Spark Configuration

Applies To:

Framework Bundle Pipeline Bundle

Configuration Scope:

Global Pipeline

Databricks Docs:

https://spark.apache.org/docs/latest/configuration.html

The Spark Configuration feature allows you to define and manage Spark configurations either globally at framework level across all pipelines or at pipeline bundle level.

Configuration

Scope: Global
In the Framework bundle, Spark configurations are defined in the global configuration file located at: src/config/global.json|yaml under the spark_config section.
Scope: Bundle
In a Pipeline bundle, Spark configurations are defined in the global configuration file located at: src/pipeline_configs/global.json|yaml under the spark_config section.

Configuration Schema

The Spark configuration section must follow this schema:

{
    "spark_config": {
        "<configuration_key>": "<configuration_value>",
        ...
    }
}

Field

Description

configuration_key

The Spark configuration property name (e.g., “spark.sql.shuffle.partitions”)

configuration_value

The value to set for the configuration property. Can be string, number, or boolean depending on the property.

Common Configuration Properties

Here are some commonly used Spark configuration properties:

Property

Description

Default Value

spark.sql.shuffle.partitions

Number of partitions to use for shuffle operations

200

spark.sql.files.maxPartitionBytes

Maximum size of a partition during file read

128MB

spark.sql.adaptive.enabled

Enable adaptive query execution

true

spark.sql.broadcastTimeout

Timeout in seconds for broadcast joins

300

Example Configuration

Below is an example of a typical Spark configuration in the global.json|yaml file:

{
    "spark_config": {
        "spark.sql.shuffle.partitions": "200",
        "spark.sql.adaptive.enabled": "true",
        "spark.sql.files.maxPartitionBytes": "134217728",
        "spark.sql.broadcastTimeout": "300"
    }
}

Best Practice

  • Start with the default Spark configurations and adjust based on your specific workload needs

  • Monitor query performance and resource utilization to optimize configurations

  • Document any non-standard configuration changes and their rationale

  • Test configuration changes in development before applying to production

Note

Some Spark configurations may be overridden by Databricks cluster configurations or job-specific settings. Refer to the Databricks documentation for the configuration precedence rules.

Advanced Usage

Dynamic Configuration

For certain use cases, you may want to set different Spark configurations based on the environment or workload. This can be achieved using environment variables or the substitutions feature of the framework.

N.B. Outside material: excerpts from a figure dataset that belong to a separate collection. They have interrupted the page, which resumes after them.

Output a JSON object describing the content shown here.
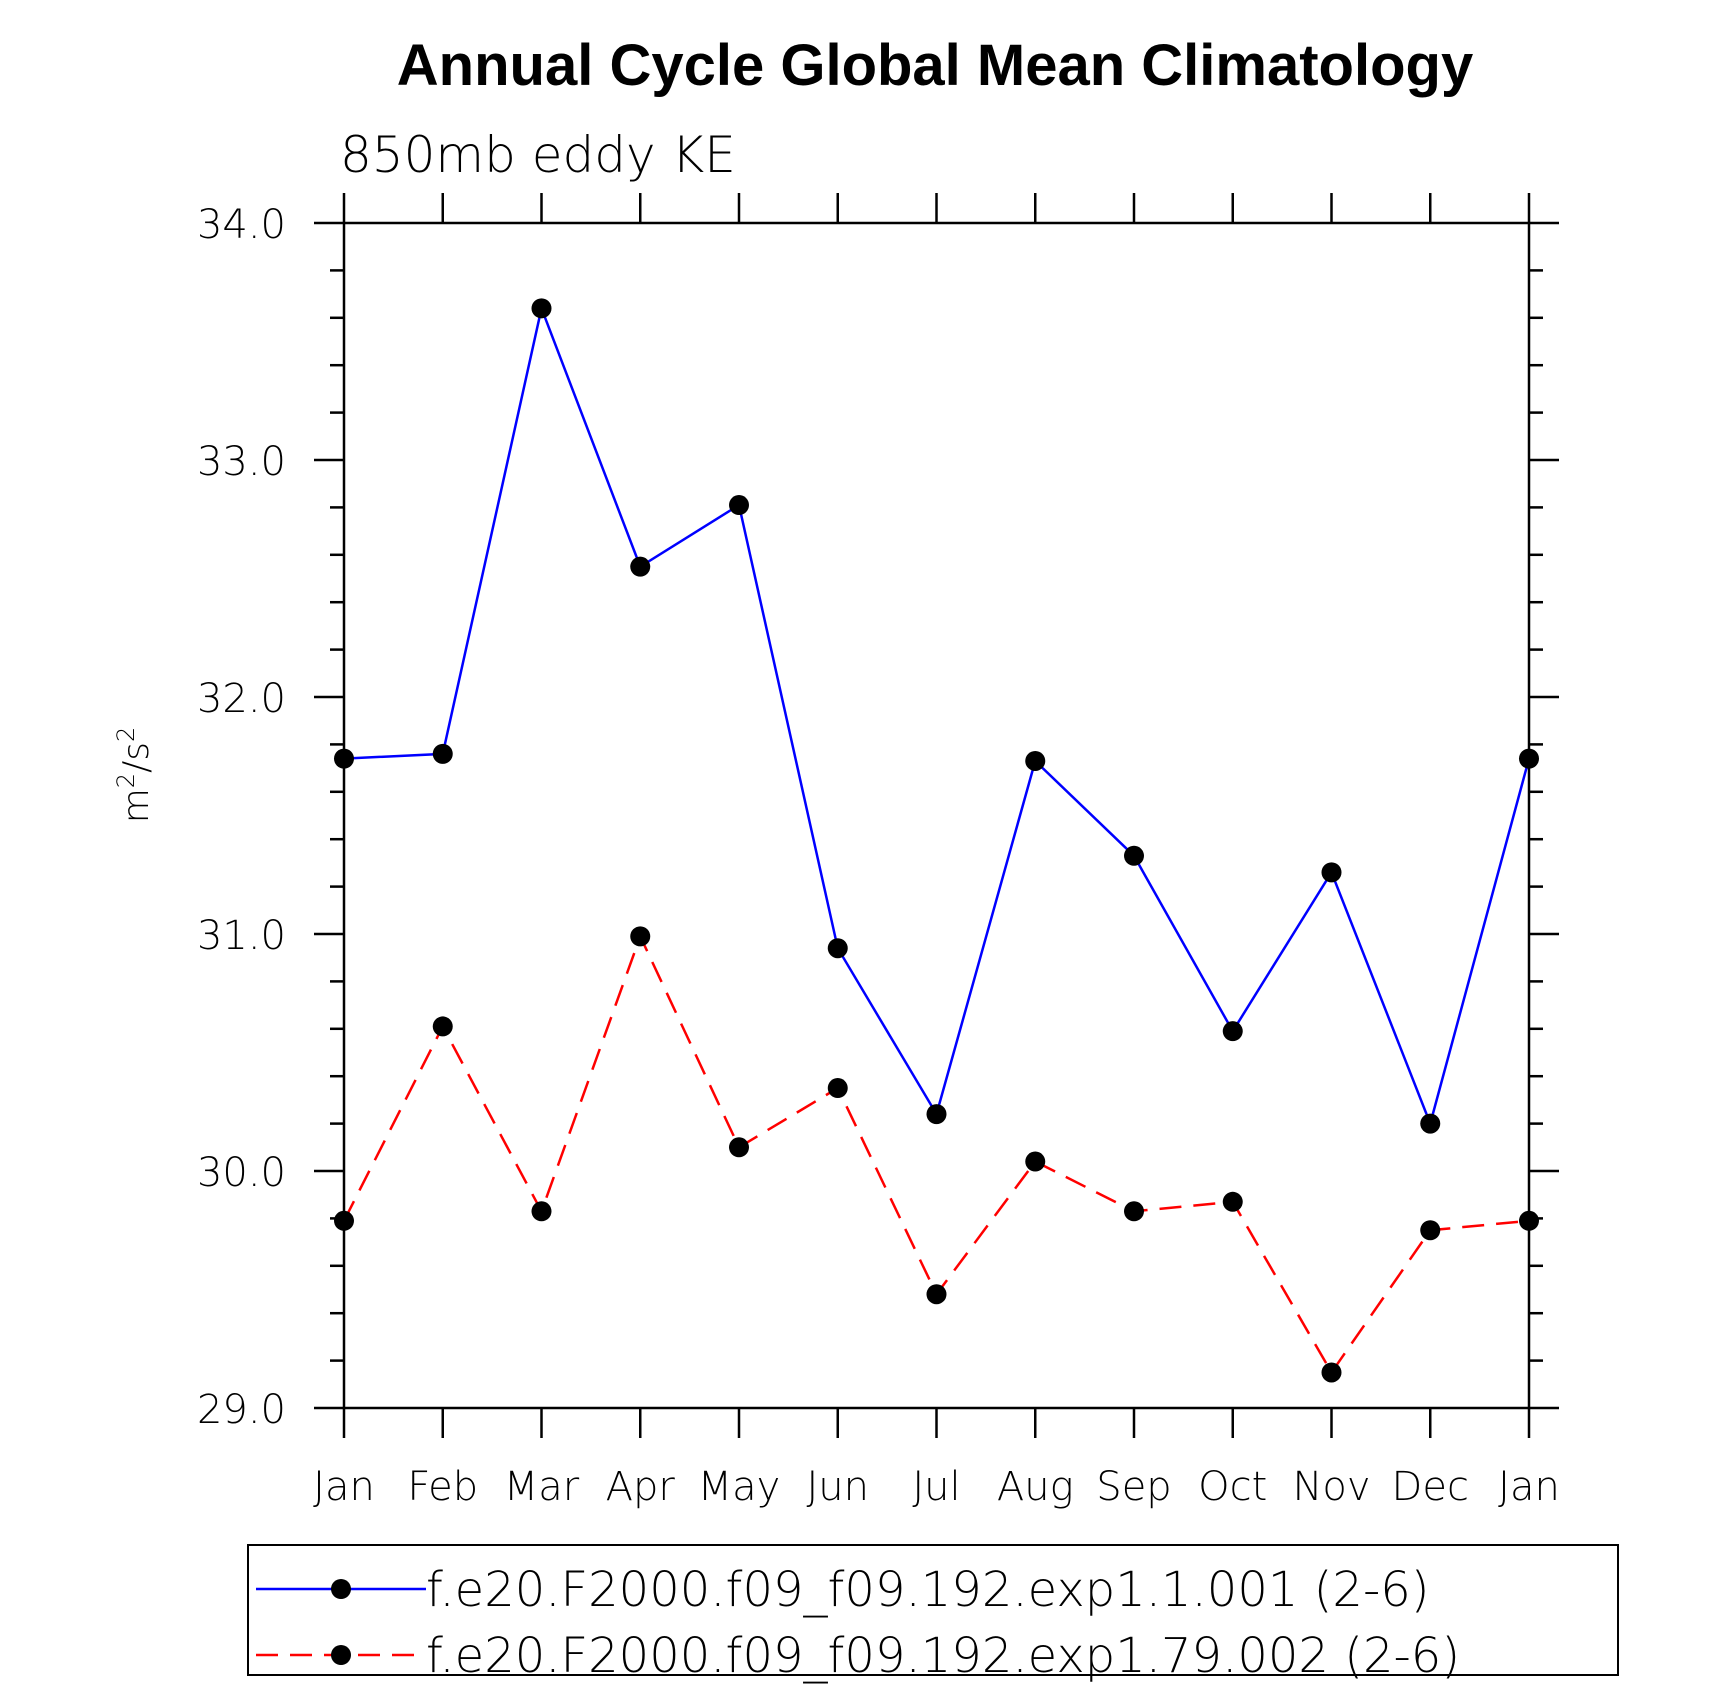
{
  "chart_data": {
    "type": "line",
    "title": "Annual Cycle Global Mean Climatology",
    "subtitle": "850mb eddy KE",
    "xlabel": "",
    "ylabel_base": "m",
    "ylabel_sup": "2",
    "ylabel_mid": "/s",
    "ylabel_sup2": "2",
    "ylim": [
      29.0,
      34.0
    ],
    "y_ticks": [
      "29.0",
      "30.0",
      "31.0",
      "32.0",
      "33.0",
      "34.0"
    ],
    "categories": [
      "Jan",
      "Feb",
      "Mar",
      "Apr",
      "May",
      "Jun",
      "Jul",
      "Aug",
      "Sep",
      "Oct",
      "Nov",
      "Dec",
      "Jan"
    ],
    "series": [
      {
        "name": "f.e20.F2000.f09_f09.192.exp1.1.001 (2-6)",
        "color": "#0000ff",
        "dash": "solid",
        "values": [
          31.74,
          31.76,
          33.64,
          32.55,
          32.81,
          30.94,
          30.24,
          31.73,
          31.33,
          30.59,
          31.26,
          30.2,
          31.74
        ]
      },
      {
        "name": "f.e20.F2000.f09_f09.192.exp1.79.002 (2-6)",
        "color": "#ff0000",
        "dash": "dashed",
        "values": [
          29.79,
          30.61,
          29.83,
          30.99,
          30.1,
          30.35,
          29.48,
          30.04,
          29.83,
          29.87,
          29.15,
          29.75,
          29.79
        ]
      }
    ],
    "marker": "filled-circle",
    "legend_position": "bottom"
  }
}
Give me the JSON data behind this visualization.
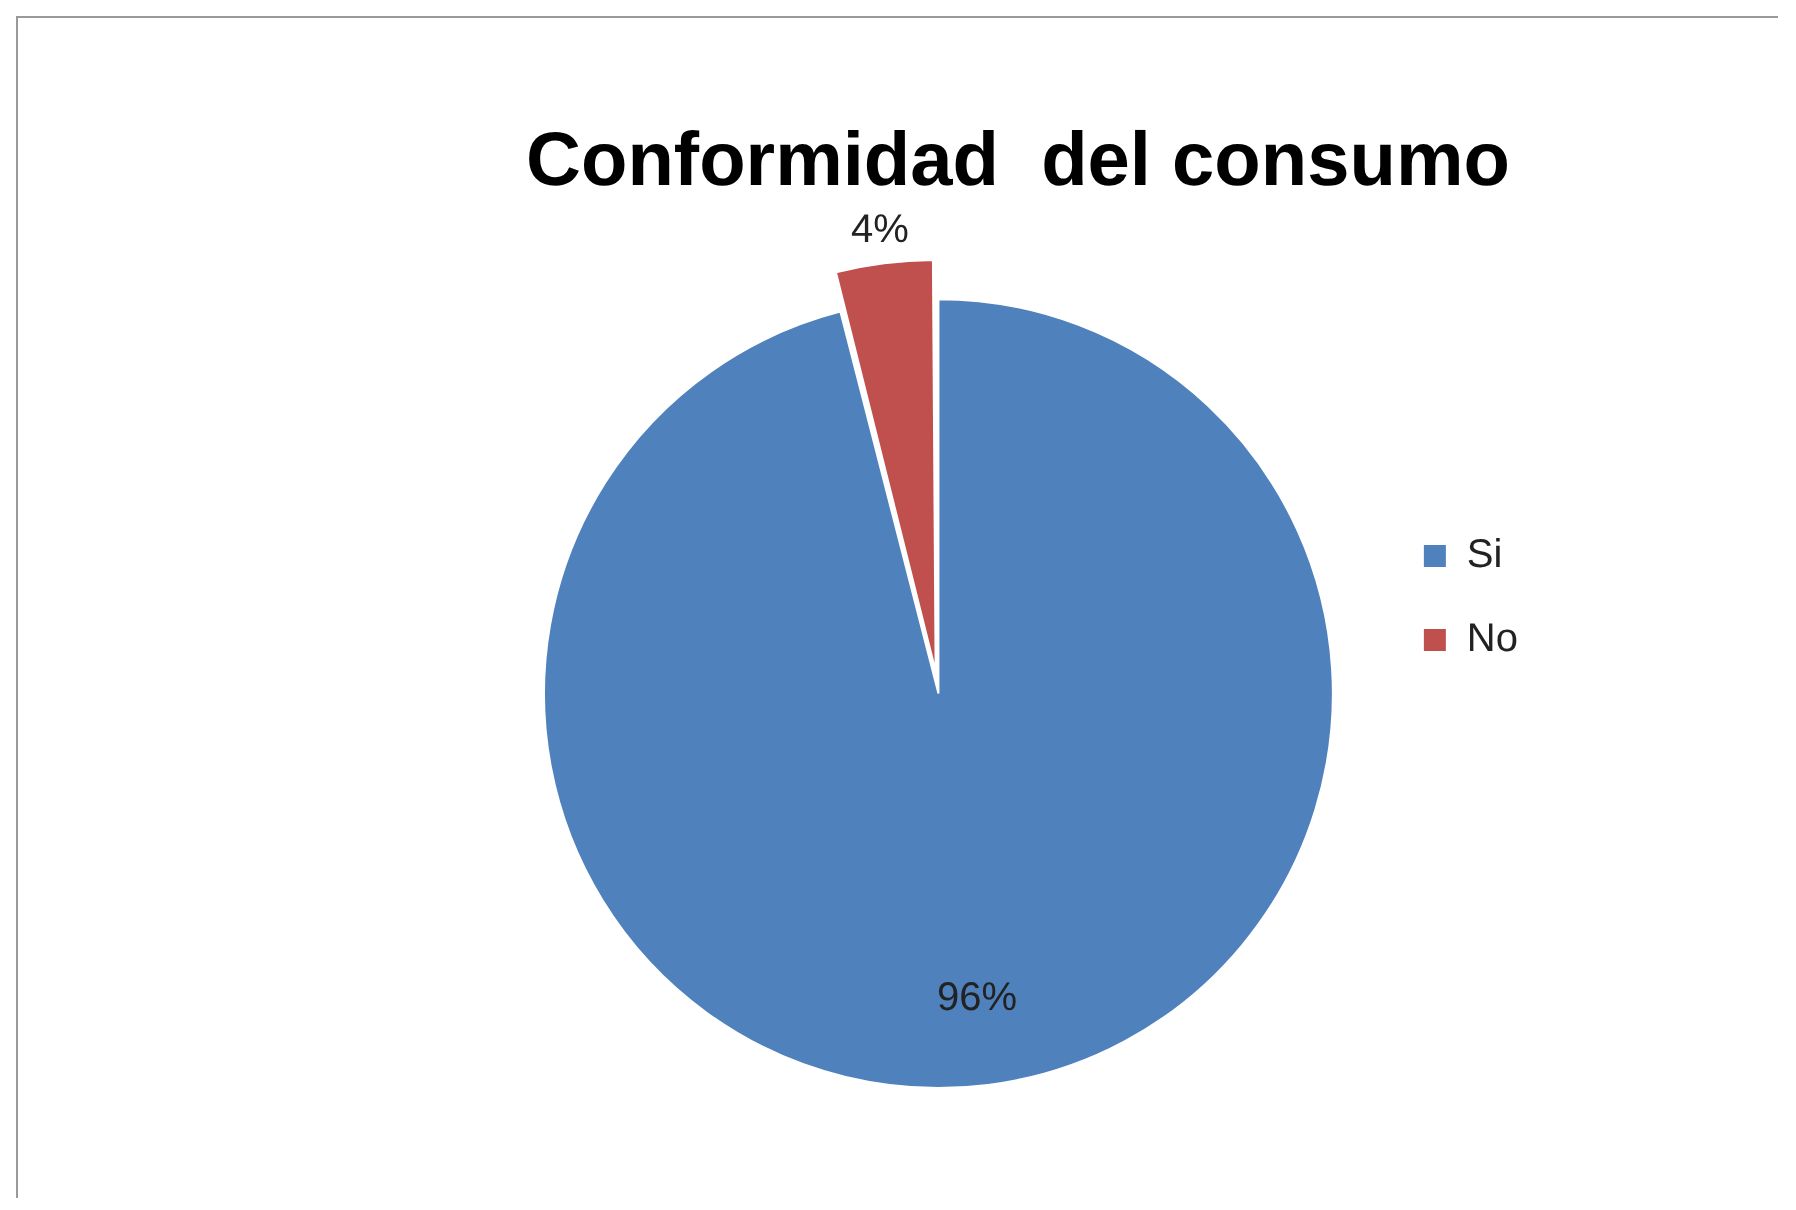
{
  "chart_data": {
    "type": "pie",
    "title": "Conformidad  del consumo",
    "categories": [
      "Si",
      "No"
    ],
    "values": [
      96,
      4
    ],
    "colors": [
      "#4f81bd",
      "#c0504d"
    ],
    "value_labels": [
      "96%",
      "4%"
    ],
    "legend": "right"
  }
}
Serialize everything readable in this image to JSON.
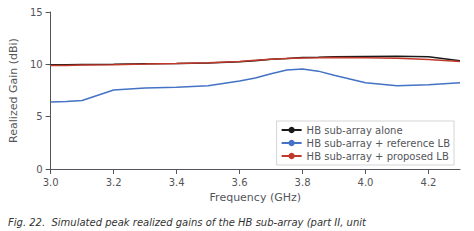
{
  "chart_data": {
    "type": "line",
    "title": "",
    "xlabel": "Frequency (GHz)",
    "ylabel": "Realized Gain (dBi)",
    "annotations": [
      "Fig. 22.  Simulated peak realized gains of the HB sub-array (part II, unit"
    ],
    "x": [
      3.0,
      3.05,
      3.1,
      3.2,
      3.3,
      3.4,
      3.5,
      3.6,
      3.65,
      3.7,
      3.75,
      3.8,
      3.85,
      3.9,
      4.0,
      4.1,
      4.2,
      4.3
    ],
    "series": [
      {
        "name": "HB sub-array alone",
        "color": "#1a1a1a",
        "values": [
          9.95,
          9.97,
          9.98,
          10.0,
          10.05,
          10.08,
          10.12,
          10.25,
          10.35,
          10.48,
          10.55,
          10.65,
          10.68,
          10.72,
          10.75,
          10.78,
          10.72,
          10.35
        ]
      },
      {
        "name": "HB sub-array + reference LB",
        "color": "#4472c4",
        "values": [
          6.4,
          6.45,
          6.55,
          7.55,
          7.75,
          7.82,
          7.95,
          8.4,
          8.7,
          9.1,
          9.45,
          9.55,
          9.35,
          8.95,
          8.25,
          7.95,
          8.05,
          8.25
        ]
      },
      {
        "name": "HB sub-array + proposed LB",
        "color": "#c0392b",
        "values": [
          9.88,
          9.9,
          9.93,
          9.97,
          10.02,
          10.08,
          10.15,
          10.28,
          10.38,
          10.48,
          10.55,
          10.6,
          10.62,
          10.65,
          10.62,
          10.58,
          10.45,
          10.28
        ]
      }
    ],
    "xlim": [
      3.0,
      4.3
    ],
    "ylim": [
      0,
      15
    ],
    "xticks": [
      {
        "value": 3.0,
        "label": "3.0"
      },
      3.2,
      3.4,
      3.6,
      3.8,
      {
        "value": 4.0,
        "label": "4.0"
      },
      4.2
    ],
    "yticks": [
      0,
      5,
      10,
      15
    ],
    "grid": false,
    "legend": "lower right"
  }
}
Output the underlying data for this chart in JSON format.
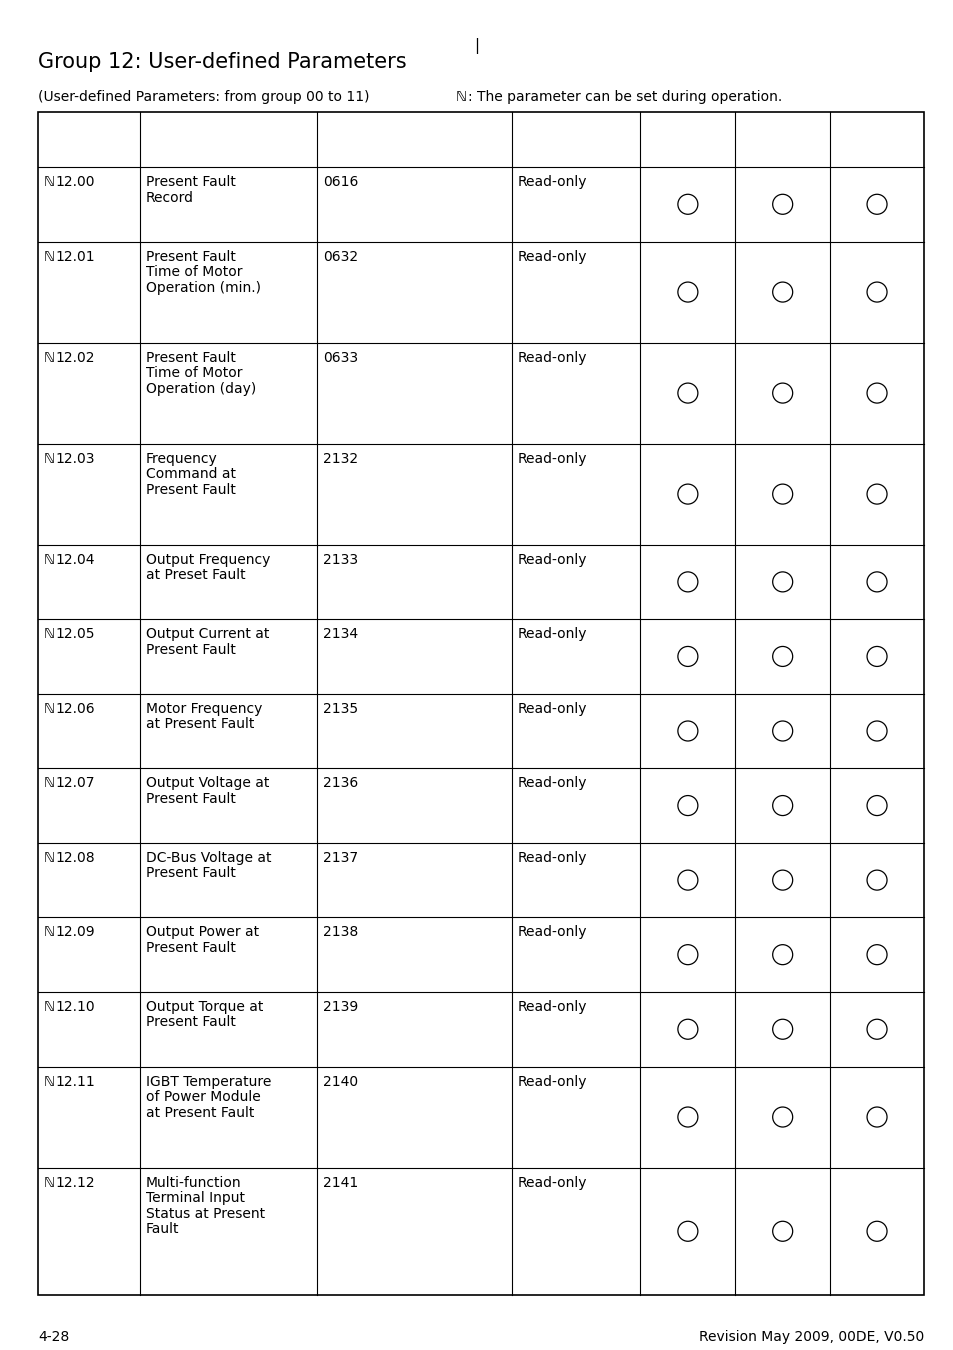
{
  "title": "Group 12: User-defined Parameters",
  "subtitle_left": "(User-defined Parameters: from group 00 to 11)",
  "subtitle_right": ": The parameter can be set during operation.",
  "page_left": "4-28",
  "page_right": "Revision May 2009, 00DE, V0.50",
  "rows": [
    {
      "param": "12.00",
      "description": [
        "Present Fault",
        "Record"
      ],
      "code": "0616",
      "access": "Read-only",
      "circles": [
        true,
        true,
        true
      ],
      "n_lines": 2
    },
    {
      "param": "12.01",
      "description": [
        "Present Fault",
        "Time of Motor",
        "Operation (min.)"
      ],
      "code": "0632",
      "access": "Read-only",
      "circles": [
        true,
        true,
        true
      ],
      "n_lines": 3
    },
    {
      "param": "12.02",
      "description": [
        "Present Fault",
        "Time of Motor",
        "Operation (day)"
      ],
      "code": "0633",
      "access": "Read-only",
      "circles": [
        true,
        true,
        true
      ],
      "n_lines": 3
    },
    {
      "param": "12.03",
      "description": [
        "Frequency",
        "Command at",
        "Present Fault"
      ],
      "code": "2132",
      "access": "Read-only",
      "circles": [
        true,
        true,
        true
      ],
      "n_lines": 3
    },
    {
      "param": "12.04",
      "description": [
        "Output Frequency",
        "at Preset Fault"
      ],
      "code": "2133",
      "access": "Read-only",
      "circles": [
        true,
        true,
        true
      ],
      "n_lines": 2
    },
    {
      "param": "12.05",
      "description": [
        "Output Current at",
        "Present Fault"
      ],
      "code": "2134",
      "access": "Read-only",
      "circles": [
        true,
        true,
        true
      ],
      "n_lines": 2
    },
    {
      "param": "12.06",
      "description": [
        "Motor Frequency",
        "at Present Fault"
      ],
      "code": "2135",
      "access": "Read-only",
      "circles": [
        true,
        true,
        true
      ],
      "n_lines": 2
    },
    {
      "param": "12.07",
      "description": [
        "Output Voltage at",
        "Present Fault"
      ],
      "code": "2136",
      "access": "Read-only",
      "circles": [
        true,
        true,
        true
      ],
      "n_lines": 2
    },
    {
      "param": "12.08",
      "description": [
        "DC-Bus Voltage at",
        "Present Fault"
      ],
      "code": "2137",
      "access": "Read-only",
      "circles": [
        true,
        true,
        true
      ],
      "n_lines": 2
    },
    {
      "param": "12.09",
      "description": [
        "Output Power at",
        "Present Fault"
      ],
      "code": "2138",
      "access": "Read-only",
      "circles": [
        true,
        true,
        true
      ],
      "n_lines": 2
    },
    {
      "param": "12.10",
      "description": [
        "Output Torque at",
        "Present Fault"
      ],
      "code": "2139",
      "access": "Read-only",
      "circles": [
        true,
        true,
        true
      ],
      "n_lines": 2
    },
    {
      "param": "12.11",
      "description": [
        "IGBT Temperature",
        "of Power Module",
        "at Present Fault"
      ],
      "code": "2140",
      "access": "Read-only",
      "circles": [
        true,
        true,
        true
      ],
      "n_lines": 3
    },
    {
      "param": "12.12",
      "description": [
        "Multi-function",
        "Terminal Input",
        "Status at Present",
        "Fault"
      ],
      "code": "2141",
      "access": "Read-only",
      "circles": [
        true,
        true,
        true
      ],
      "n_lines": 4
    }
  ],
  "bg_color": "#ffffff",
  "line_color": "#000000",
  "text_color": "#000000",
  "font_size": 10.0,
  "title_font_size": 15,
  "subtitle_font_size": 10
}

Example with environment-specific configurations:

{
    "spark_config": {
        "spark.sql.shuffle.partitions": "${SHUFFLE_PARTITIONS}",
        "spark.sql.adaptive.enabled": "${ADAPTIVE_EXECUTION_ENABLED}"
    }
}

Performance Tuning

When tuning Spark configurations for performance:

  1. Start with the defaults

  2. Monitor query performance and resource utilization

  3. Identify bottlenecks

  4. Adjust relevant configurations

  5. Test and measure impact

  6. Document successful optimizations

Important

Incorrect Spark configurations can significantly impact performance and stability. Always test configuration changes in a development environment first.